Purpose
To determine classification criteria for multifocal choroiditis with panuveitis (MFCPU).
Design
Machine learning of cases with MFCPU and 8 other posterior uveitides.
Methods
Cases of posterior uveitides were collected in an informatics-designed preliminary database, and a final database was constructed of cases achieving supermajority agreement on diagnosis, using formal consensus techniques. Cases were split into a training set and a validation set. Machine learning using multinomial logistic regression was used on the training set to determine a parsimonious set of criteria that minimized the misclassification rate among the posterior uveitides. The resulting criteria were evaluated on the validation set.
Results
One thousand sixty-eight cases of posterior uveitides, including 138 cases of MFCPU, were evaluated by machine learning. Key criteria for MFCPU included (1) multifocal choroiditis with the predominant lesions size >125 µm in diameter; (2) lesions outside the posterior pole (with or without posterior involvement); and either (3) punched-out atrophic chorioretinal scars or (4) more than minimal mild anterior chamber and/or vitreous inflammation. Overall accuracy for posterior uveitides was 93.9% in the training set and 98.0% (95% confidence interval 94.3, 99.3) in the validation set. The misclassification rates for MFCPU were 15% in the training set and 0% in the validation set.
Conclusions
The criteria for MFCPU had a reasonably low misclassification rate and seemed to perform sufficiently well for use in clinical and translational research.

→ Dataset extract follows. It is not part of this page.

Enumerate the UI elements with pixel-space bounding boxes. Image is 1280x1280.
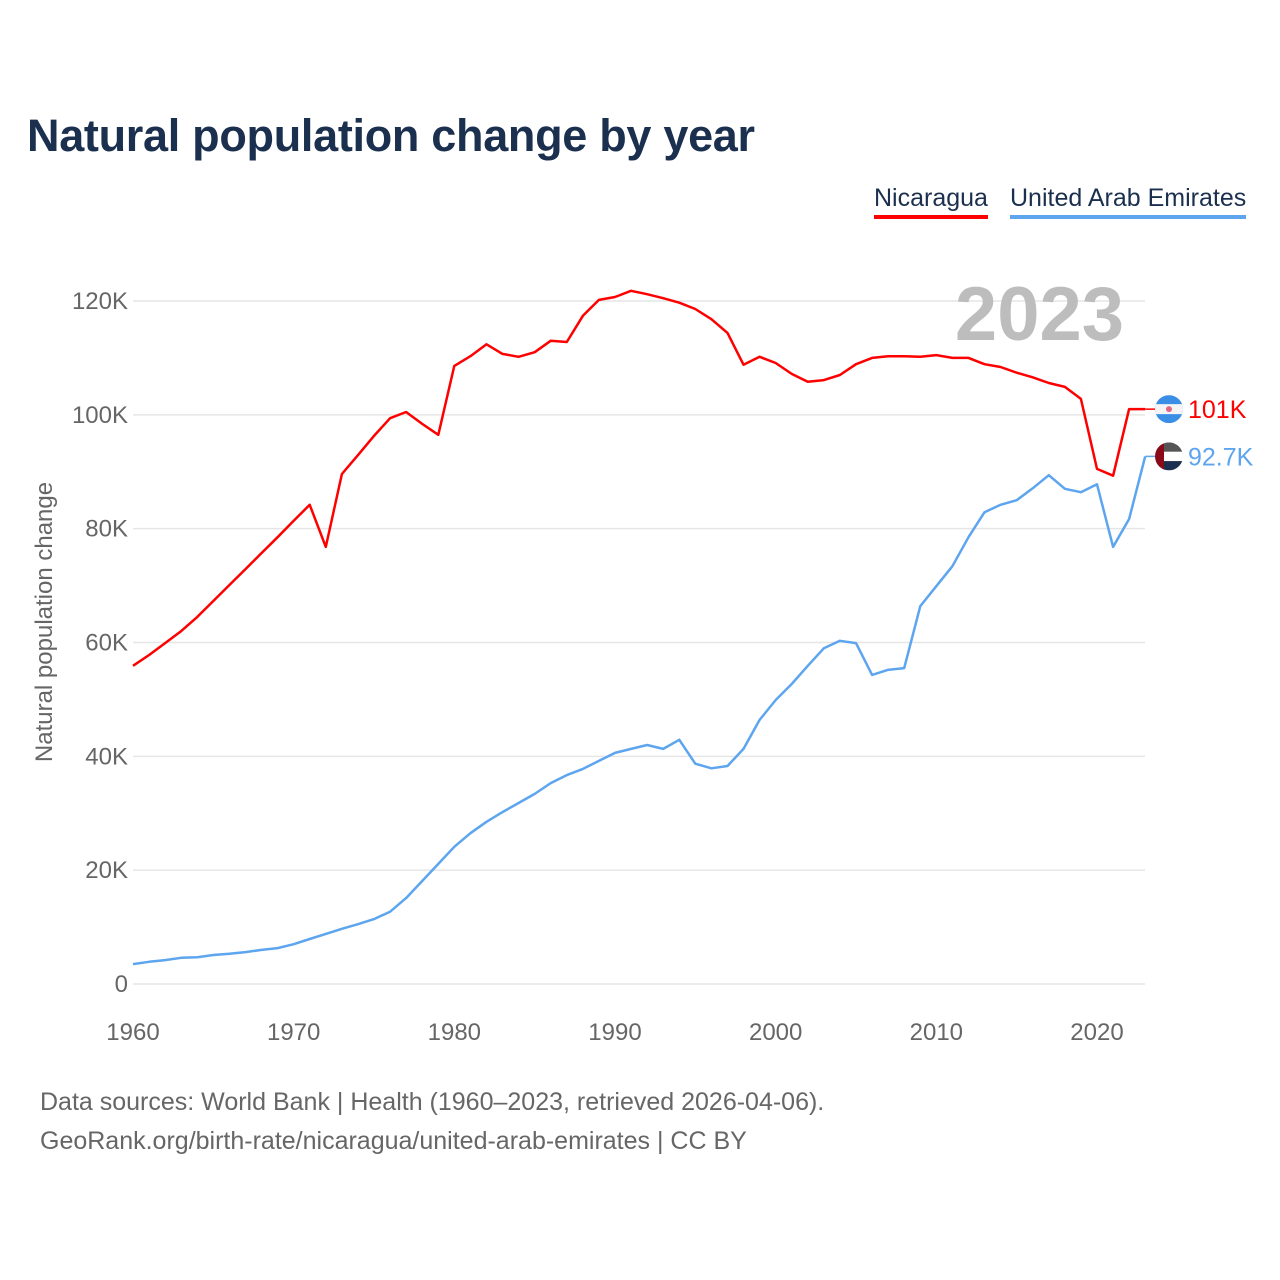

I n 1984 Dreyer and Gass described a new posterior uveitic disease, multifocal choroiditis with panuveitis (MFCPU). The disease had a retinal picture similar to that of the presumed ocular histoplasmosis syndrome in that there were “punched-out atrophic” chorioretinal scars of variable size, but differed in that there was a variable anterior chamber and vitreous inflammation and there was no evidence of prior histoplasmosis infection on serologic testing, skin testing, and chest radiography. Most cases were bilateral. There often were lesions of variable character, including “active lesions” described as yellow to yellow-white, round or oval, sometimes irregular, and mildly elevated, with “punched-out atrophic” chorioretinal scars with variable hyperpigmentation at the edges. Lesions typically were >250 µm in size. ,
Multifocal choroiditis with panuveitis is an uncommon uveitic disease. Most data on the disease come from case series. In 1 6-year series of all patients with uveitis seen at a single, tertiary-case uveitis center in Australia, MFCPU accounted for 2.4% of all uveitic cases. The incidence of MFCPU has been estimated at 0.03 cases per 100,000 population per year. Multifocal choroiditis with panuveitis has been reported with a wide age range, but most cases occurred in young to middle-aged adults. Although MFPCU occurs in both men and women, the majority of reported cases have been in women. It has been reported in multiple ethnic groups, but the majority of cases seem to occur in white individuals. –
The etiology of MFCPU is unknown, and it is unassociated with a systemic disease. The differential diagnosis of MFCPU includes those diseases that can produce a multifocal choroidopathy, such as punctate inner choroiditis (PIC), syphilis, tuberculosis in endemic areas, and sarcoidosis. Rarely, late-stage, untreated birdshot chorioretinitis (BSCR) may have a similar appearance. Occasionally serpiginous choroiditis not adjacent to the disc may look like MFCPU, but the characteristic fluorescein angiogram of serpiginous choroiditis typically allows the correct diagnosis to be made. ,
The active lesions of MFCPU have been described as yellow-orange, round or oval, sometimes elevated, and typically >250 µm in size. The “punched-out” atrophic scars involve loss of choroid and retinal pigment epithelium in a circular fashion, typically with pigment clumping at the edge. Fluorescein angiography of active MFCPU lesions has been reported as demonstrating multiple chorioretinal spots with progressive hyperfluorescence throughout the angiogram. By contrast, the atrophic scars demonstrate window defects on fluorescein angiography. Occasionally it can be difficult to differentiate choroidal neovascularization from an active MFCPU lesion of fluorescein angiography alone. On indocyanine green angiography, active MFCPU lesions have been reported to present as hypofluorescent spots that fade by the late phases of the angiogram, suggesting that the lesions are at the level of the choriocapillaris and/or retinal pigment epithelium. Fundus autofluorescence imaging has been reported as useful in assessing the activity of MFCPU lesions. Atrophic scars are hypoautofluorescent, whereas active lesions are mildly hyperautofluorescent. More lesions may be visible on fundus autofluorescence imaging than are evident clinically. Optical coherence tomography is useful in diagnosing macular edema and active choroidal neovascularization. It also has been reported to distinguish active choroidal lesions from atrophic scars. Optical coherence tomography angiography, although not routinely used, has been reported to differentiate choroidal neovascularization from active MFCPU lesions by detecting the abnormal subretinal vessels.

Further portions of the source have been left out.